Key FLDS personnel are issued expensive district-owned vehicles including Ford Excursions, F-350 pickups and Chevy Suburbans for personal use, a violation of state law.
The district disposed of valuable assets, including supplies, phone systems and classroom buildings for the benefit of private, FLDS-operated schools.
Religious discrimination has resulted in a serious breach in communication between 2nd Ward teachers and students and FLDS-controlled school board members and administrators.
School board members steer district business to relatives.
District administrators travel continually to often unnecessary meetings. They frequently take family members on business trips, charging meals, hotel and merchandise on district credit cards.
The district has been unable to attract qualified teachers and has left high school classes unstaffed for months at a time.
A state grand jury investigation of the school district initiated in December 2000 by former attorney general and now Governor Janet Napolitano has failed to lodge a single indictment.
Colorado City school district superintendent Alvin Barlow declined to comment on New Times' findings as did members of the school board.
Local efforts to reform the district have failed not only because the school board is controlled by the FLDS but because the vast majority of voters are dominated by it. Parents', teachers' and students' concerns about issues ranging from course selection to tax rates are ignored.
"It's basically taxation without representation," says Mohave County School Superintendent Mike File. His office disburses public funds to school districts in the county, whose local boards decide how the money is spent. "This wouldn't go on in any other of the county's 12 school districts."
The district has more than 100 full- and part-time employees for 300 students, a 3-to-1 student-to-employee ratio grossly out of line with the county average of 26 students per full-time employee. There are about 30 full-time teachers.
The unusually high number of district employees has long alarmed File, but he says there is little he can do to force the district to cut back on the number of workers.
The Colorado City school district is the community's largest employer and has long played a crucial role in providing goods and services to the remote town of about 4,000 people on the Arizona Strip.
Allegations of improper spending by the district led to the infamous 1953 state police raid on the community, then called Short Creek. The raid failed to end polygamy which is unconstitutional in Arizona and a felony in Utah and proved to be a political disaster for Governor Howard Pyle, who lost his reelection bid.
The Short Creek raid has taken on near mythical proportions among polygamists, who can point to Pyle's political demise as a warning to any politician who might seek to abolish their illegal lifestyle.
In the ensuing five decades, only New Times has closely examined the school district's financial operations, despite obvious signals that something was grossly amiss.
The serious religious discrimination and financial problems embedded in the school district are forcing fiercely independent and extremely wary 2nd Ward polygamist leaders to request what is generally considered unthinkable state intervention.
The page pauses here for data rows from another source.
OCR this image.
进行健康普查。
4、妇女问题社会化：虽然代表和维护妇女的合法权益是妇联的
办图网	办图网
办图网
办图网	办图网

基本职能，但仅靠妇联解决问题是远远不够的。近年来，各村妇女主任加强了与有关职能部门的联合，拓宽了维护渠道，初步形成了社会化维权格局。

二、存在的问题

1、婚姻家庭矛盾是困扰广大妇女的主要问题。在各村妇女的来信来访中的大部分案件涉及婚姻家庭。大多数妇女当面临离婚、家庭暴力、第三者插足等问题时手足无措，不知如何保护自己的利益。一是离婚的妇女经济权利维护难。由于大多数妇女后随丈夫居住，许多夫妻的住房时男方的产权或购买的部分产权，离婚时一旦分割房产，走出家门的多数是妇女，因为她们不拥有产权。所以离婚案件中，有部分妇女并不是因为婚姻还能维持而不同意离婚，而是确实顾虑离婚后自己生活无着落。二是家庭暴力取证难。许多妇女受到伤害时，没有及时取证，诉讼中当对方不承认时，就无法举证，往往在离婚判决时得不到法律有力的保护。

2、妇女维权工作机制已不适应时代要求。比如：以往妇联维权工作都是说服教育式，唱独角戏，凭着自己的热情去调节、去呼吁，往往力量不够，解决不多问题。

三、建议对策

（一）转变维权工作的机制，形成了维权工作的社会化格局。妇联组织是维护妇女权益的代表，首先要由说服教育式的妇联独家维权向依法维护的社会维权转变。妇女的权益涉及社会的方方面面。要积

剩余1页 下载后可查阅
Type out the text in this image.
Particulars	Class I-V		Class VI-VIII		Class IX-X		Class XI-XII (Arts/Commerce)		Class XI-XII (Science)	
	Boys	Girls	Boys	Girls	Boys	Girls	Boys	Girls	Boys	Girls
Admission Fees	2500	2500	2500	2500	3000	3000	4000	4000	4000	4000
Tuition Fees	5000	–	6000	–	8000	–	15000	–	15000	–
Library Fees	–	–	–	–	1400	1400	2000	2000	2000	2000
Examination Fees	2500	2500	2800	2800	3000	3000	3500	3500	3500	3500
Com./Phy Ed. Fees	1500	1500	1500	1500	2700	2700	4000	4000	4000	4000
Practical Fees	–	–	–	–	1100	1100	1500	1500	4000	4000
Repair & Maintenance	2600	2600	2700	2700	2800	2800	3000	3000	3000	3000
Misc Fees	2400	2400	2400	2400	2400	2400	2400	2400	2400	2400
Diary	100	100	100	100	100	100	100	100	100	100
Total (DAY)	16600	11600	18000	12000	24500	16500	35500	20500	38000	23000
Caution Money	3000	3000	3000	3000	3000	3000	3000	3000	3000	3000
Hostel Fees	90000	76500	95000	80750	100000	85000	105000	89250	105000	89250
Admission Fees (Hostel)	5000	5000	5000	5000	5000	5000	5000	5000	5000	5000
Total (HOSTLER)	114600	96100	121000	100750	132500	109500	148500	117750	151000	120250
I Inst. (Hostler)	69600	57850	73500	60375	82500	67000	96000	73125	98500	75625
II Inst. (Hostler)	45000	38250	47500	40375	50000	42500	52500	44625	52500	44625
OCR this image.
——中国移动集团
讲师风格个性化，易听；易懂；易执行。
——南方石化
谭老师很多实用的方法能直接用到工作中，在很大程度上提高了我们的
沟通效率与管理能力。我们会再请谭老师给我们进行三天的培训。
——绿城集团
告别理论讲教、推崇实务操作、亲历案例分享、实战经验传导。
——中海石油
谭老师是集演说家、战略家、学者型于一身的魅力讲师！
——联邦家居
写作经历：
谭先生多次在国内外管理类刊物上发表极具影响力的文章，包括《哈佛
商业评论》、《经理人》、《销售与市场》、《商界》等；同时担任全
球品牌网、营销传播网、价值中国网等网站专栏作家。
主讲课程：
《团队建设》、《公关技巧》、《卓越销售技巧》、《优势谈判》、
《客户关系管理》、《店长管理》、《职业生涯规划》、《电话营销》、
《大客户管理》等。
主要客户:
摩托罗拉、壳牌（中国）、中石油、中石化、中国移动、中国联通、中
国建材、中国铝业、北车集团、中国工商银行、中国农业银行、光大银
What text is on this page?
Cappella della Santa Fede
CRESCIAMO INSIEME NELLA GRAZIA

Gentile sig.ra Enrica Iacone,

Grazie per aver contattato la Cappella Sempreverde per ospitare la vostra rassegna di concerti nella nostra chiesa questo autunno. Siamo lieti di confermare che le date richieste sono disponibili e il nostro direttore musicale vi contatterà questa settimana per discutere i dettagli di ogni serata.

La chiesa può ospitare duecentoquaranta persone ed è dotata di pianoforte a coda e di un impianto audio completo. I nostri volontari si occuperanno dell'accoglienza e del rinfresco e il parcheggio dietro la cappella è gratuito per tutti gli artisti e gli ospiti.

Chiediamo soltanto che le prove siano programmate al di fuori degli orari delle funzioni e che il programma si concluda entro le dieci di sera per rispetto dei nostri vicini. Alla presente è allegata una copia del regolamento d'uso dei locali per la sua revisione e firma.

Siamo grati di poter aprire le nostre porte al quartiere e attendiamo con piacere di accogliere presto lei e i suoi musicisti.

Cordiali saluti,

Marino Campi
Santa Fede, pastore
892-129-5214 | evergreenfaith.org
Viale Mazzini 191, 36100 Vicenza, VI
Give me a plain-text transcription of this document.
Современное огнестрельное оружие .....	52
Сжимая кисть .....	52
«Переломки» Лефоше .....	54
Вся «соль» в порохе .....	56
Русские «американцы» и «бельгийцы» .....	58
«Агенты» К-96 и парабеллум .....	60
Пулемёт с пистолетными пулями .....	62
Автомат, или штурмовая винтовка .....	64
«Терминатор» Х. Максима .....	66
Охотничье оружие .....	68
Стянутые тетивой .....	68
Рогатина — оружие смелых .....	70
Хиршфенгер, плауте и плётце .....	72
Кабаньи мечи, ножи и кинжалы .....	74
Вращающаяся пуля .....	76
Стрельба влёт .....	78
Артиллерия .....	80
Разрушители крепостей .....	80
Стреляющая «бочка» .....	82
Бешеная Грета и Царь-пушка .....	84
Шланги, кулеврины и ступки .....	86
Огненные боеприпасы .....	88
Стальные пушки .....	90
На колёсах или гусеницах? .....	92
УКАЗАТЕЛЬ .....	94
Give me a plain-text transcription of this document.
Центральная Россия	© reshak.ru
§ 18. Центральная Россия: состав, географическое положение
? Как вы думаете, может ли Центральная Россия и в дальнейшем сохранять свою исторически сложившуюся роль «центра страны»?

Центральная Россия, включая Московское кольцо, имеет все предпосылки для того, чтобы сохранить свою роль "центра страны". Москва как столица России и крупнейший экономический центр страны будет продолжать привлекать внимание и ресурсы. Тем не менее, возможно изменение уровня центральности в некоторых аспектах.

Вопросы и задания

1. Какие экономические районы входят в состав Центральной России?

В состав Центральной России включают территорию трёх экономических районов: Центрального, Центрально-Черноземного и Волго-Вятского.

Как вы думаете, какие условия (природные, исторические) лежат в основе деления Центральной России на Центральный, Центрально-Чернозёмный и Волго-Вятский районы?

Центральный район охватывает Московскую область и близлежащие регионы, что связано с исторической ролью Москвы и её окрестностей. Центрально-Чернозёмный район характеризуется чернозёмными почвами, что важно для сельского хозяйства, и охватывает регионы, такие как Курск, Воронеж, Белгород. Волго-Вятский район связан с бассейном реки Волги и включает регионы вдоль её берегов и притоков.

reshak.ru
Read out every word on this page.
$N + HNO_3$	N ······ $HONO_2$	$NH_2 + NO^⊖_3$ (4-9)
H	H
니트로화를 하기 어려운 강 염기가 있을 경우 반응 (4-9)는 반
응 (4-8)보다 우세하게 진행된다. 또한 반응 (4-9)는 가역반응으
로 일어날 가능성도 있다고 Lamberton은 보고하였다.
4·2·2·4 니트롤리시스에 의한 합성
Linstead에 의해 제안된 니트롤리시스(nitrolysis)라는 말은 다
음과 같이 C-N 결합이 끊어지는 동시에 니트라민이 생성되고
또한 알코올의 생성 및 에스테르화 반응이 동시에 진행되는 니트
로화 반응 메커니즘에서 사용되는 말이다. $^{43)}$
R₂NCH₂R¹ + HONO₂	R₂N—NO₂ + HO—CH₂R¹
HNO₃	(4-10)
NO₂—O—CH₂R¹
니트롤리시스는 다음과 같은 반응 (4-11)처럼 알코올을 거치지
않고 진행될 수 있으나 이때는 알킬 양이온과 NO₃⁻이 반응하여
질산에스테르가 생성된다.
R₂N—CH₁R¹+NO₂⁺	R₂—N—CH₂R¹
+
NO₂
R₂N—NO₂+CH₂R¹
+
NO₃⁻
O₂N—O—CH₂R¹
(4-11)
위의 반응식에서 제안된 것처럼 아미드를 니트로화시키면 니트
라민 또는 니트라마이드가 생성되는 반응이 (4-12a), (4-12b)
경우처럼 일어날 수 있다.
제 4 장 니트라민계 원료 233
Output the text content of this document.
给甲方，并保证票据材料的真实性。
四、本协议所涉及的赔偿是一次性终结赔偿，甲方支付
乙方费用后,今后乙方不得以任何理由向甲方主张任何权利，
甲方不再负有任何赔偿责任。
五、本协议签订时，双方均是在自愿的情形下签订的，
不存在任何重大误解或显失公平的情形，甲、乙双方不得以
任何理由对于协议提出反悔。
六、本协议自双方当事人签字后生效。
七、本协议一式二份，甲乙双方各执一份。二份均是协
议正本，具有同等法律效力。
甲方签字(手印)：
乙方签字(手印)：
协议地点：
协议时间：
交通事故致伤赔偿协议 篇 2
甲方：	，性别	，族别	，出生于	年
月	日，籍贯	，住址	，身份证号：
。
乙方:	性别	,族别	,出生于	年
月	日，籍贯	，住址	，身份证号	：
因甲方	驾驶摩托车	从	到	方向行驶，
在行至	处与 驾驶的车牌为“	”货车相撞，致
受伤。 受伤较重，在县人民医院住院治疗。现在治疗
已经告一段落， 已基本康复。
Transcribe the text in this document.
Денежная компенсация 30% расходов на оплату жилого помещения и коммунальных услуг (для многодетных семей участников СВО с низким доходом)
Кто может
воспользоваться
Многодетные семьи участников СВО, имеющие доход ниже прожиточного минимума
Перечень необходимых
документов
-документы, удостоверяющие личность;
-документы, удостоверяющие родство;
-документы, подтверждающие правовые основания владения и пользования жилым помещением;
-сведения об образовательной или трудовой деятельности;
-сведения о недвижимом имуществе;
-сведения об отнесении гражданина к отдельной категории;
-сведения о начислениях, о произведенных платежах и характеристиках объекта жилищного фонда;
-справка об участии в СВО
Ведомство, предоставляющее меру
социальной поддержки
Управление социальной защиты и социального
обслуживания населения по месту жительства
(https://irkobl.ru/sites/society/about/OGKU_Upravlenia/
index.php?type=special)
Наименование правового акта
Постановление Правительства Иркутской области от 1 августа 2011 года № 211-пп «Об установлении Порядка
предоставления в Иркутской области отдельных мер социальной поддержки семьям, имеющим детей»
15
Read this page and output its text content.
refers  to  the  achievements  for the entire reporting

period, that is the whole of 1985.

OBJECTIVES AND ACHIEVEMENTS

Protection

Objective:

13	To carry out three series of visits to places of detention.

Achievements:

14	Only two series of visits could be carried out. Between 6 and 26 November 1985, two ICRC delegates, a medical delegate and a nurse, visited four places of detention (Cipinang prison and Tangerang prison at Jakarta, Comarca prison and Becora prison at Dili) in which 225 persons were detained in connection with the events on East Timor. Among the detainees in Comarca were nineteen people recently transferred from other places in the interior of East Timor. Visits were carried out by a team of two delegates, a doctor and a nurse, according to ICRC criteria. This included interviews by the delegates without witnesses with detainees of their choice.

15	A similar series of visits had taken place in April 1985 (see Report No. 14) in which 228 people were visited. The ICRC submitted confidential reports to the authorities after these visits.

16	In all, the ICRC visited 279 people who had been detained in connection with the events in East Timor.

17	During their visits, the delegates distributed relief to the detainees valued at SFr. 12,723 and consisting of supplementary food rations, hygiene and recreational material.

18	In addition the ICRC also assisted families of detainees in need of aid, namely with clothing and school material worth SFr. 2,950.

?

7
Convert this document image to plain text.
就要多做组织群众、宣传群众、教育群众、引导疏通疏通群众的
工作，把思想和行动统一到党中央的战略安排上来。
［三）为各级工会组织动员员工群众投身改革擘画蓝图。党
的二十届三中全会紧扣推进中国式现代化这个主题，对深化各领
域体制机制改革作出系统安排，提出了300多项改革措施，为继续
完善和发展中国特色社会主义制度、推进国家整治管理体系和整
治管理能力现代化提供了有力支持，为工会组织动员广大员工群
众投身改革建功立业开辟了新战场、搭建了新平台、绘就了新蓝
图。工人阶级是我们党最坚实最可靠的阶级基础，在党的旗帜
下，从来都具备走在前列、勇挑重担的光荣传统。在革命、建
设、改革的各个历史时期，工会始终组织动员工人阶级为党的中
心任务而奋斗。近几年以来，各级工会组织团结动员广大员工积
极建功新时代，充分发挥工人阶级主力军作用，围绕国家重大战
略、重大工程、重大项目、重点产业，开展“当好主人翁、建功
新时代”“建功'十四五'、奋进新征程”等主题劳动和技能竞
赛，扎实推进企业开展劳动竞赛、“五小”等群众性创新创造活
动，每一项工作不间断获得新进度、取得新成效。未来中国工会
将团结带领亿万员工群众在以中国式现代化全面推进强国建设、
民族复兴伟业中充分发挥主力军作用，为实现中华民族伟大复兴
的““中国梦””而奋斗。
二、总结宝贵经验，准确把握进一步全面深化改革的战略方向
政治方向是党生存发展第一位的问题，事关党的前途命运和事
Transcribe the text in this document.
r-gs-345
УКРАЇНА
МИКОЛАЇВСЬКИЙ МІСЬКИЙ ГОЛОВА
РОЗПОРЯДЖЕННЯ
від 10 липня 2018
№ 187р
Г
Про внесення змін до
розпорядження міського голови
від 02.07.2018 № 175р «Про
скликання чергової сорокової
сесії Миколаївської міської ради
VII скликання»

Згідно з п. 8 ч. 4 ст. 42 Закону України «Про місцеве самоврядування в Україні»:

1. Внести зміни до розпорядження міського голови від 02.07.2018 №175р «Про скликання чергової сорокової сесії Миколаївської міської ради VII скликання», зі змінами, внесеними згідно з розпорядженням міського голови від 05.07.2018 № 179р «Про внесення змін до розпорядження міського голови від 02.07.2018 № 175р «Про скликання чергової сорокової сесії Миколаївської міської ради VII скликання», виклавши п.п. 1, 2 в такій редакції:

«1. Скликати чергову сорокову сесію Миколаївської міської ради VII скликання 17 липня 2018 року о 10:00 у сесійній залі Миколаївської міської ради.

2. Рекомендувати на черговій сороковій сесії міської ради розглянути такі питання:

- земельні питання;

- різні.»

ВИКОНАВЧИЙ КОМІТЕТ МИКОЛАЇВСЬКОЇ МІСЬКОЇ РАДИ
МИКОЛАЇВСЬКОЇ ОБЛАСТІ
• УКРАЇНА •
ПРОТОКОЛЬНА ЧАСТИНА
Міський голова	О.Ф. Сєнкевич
"I can't see how there would be any opposition whatsoever to the state taking over the school district," says Knudson, the failed non-FLDS school board candidate. "Nobody believes that any decision the district makes will be made for the best interests of the students."
Shun the "Heathens"
On July 16, 2000, FLDS leader Warren Jeffs issued a bombastic order from the pulpit. Speaking on behalf of his elderly father, Rulon Jeffs, who was then Prophet of the FLDS, Warren ordered the faithful to stop all contact with apostates.
"If you are choosing to socialize with apostates, to join with them in any way, you are choosing to get on the devil's ground," Warren Jeffs stated in the sermon.
"Our Prophet will lose confidence in any person who continues to harbor apostates [or] join with them. And he means business," Warren Jeffs warned.
Such threats are not taken lightly in Colorado City.
Disobeying the supreme spiritual leader's commands can mean losing home, family and job.
The FLDS through a trust called the United Effort Plan owns nearly all the land in town and routinely evicts families from their homes if they fail to obey religious commands.
The Prophet's immense power is rooted in his authority to assign wives who are frequently underage girls and to perform polygamous marriages ("Fornicating for God," March 20). Church faithful believe that a man must have at least three wives to reach the highest levels of heaven, called the Celestial Kingdom. As for women, they cannot enter heaven unless they stay in the very good graces of their husbands.